Prerequisite(s): MTH 161  
Corequisite(s): None
Lecture Hours: 45 Lab Hours: 30
Meets MTA Requirement: None
Pass/NoCredit: No

Outcomes and Objectives
  1. Explain basic electrical concepts.
    1. Define and use units for current, voltage, power, and energy.
    2. Draw schematic diagrams for circuits containing passive components.
    3. Write expressions for v,i relationships and energy stored by capacitors and inductors.
    4. Describe capacitance and inductance, and analyze basic R/L and R/C transient circuit effects.
    5. Describe dependent sources, and analyze basic R/L and R/C transient circuit effects.
  2. Apply basic theorems and analysis techniques to solve electric circuits.
    1. Recognize and analyze series and parallel circuits.
    2. Use analysis techniques to determine the current, voltage, and power values in dc and ac circuits.
    3. Represent sinusoidal waveforms with phasors.
    4. Calculate ac impedance and steady-state ac circuit response, and construct phasor diagrams for simple series and parallel circuits.
    5. Use Ohm’s law, voltage and current divider relationships, superposition, and Thevenin’s and Norton’s theorems to analyze passive circuits.
    6. Use Mesh and Nodal Analysis techniques to analyze passive circuits.
    7. Calculate and sketch the voltages and currents in R/L and R/C transient circuits.

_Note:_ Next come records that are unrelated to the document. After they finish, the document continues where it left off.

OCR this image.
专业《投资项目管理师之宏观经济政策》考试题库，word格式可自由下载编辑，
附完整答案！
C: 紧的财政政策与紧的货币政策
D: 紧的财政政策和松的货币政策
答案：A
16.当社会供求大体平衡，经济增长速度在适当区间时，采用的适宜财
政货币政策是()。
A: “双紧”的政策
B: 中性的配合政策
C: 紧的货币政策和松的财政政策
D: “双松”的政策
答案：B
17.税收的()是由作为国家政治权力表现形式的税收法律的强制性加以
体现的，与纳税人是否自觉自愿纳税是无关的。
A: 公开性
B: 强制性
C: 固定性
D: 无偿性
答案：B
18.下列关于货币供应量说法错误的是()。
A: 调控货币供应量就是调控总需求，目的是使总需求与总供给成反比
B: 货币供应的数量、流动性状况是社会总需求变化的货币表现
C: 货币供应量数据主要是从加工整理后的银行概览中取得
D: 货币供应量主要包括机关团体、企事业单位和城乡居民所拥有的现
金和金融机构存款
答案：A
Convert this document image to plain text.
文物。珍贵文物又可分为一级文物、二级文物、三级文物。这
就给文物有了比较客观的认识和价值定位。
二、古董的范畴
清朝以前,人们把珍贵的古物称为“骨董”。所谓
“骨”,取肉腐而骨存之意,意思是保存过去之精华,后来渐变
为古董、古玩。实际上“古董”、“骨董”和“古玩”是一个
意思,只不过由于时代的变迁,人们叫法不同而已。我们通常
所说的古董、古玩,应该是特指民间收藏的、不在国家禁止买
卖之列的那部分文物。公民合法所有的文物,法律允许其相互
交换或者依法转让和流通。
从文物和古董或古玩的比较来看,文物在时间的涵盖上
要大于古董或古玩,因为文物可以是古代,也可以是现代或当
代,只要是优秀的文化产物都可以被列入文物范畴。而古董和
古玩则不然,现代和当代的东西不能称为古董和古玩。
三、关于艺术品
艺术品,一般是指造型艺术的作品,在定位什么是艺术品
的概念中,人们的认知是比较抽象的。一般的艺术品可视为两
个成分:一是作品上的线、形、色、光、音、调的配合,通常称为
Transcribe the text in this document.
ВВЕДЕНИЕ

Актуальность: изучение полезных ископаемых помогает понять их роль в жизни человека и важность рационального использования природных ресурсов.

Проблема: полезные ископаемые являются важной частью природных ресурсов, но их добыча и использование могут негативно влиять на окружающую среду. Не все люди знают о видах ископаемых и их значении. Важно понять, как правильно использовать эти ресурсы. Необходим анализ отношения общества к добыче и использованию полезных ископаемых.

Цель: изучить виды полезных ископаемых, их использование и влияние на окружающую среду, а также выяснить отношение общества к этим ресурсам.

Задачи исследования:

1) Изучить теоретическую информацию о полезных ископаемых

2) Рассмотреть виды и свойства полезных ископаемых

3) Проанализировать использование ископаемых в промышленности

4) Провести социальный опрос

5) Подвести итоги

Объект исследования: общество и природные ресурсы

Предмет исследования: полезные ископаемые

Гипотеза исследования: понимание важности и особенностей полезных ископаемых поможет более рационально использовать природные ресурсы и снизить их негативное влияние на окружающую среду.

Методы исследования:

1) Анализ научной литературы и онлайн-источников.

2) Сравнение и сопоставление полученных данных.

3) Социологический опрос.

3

    8. Define and calculate ac power factor, as well as real, reactive, and apparent power.
  3. Use basic electronic instrumentation to measure circuit properties.
    1. Wire basic series and parallel circuits.
    2. Use a digital multimeter to measure voltage, current, resistance, and frequency.
    3. Set a signal generator to provide a desired voltage and frequency signal.
    4. Use an oscilloscope to obtain voltage signals, and measure voltage, frequency, and phase.
  4. Use computational and electronics simulation tools.
    1. Perform ac phasor computations in polar or rectangular form using calculators and MathCAD or similar software.
    2. Interpret PSpice or similar simulations of dc, transient, and ac circuits.
    3. Record data in electronic spreadsheets to generate graphs and tables.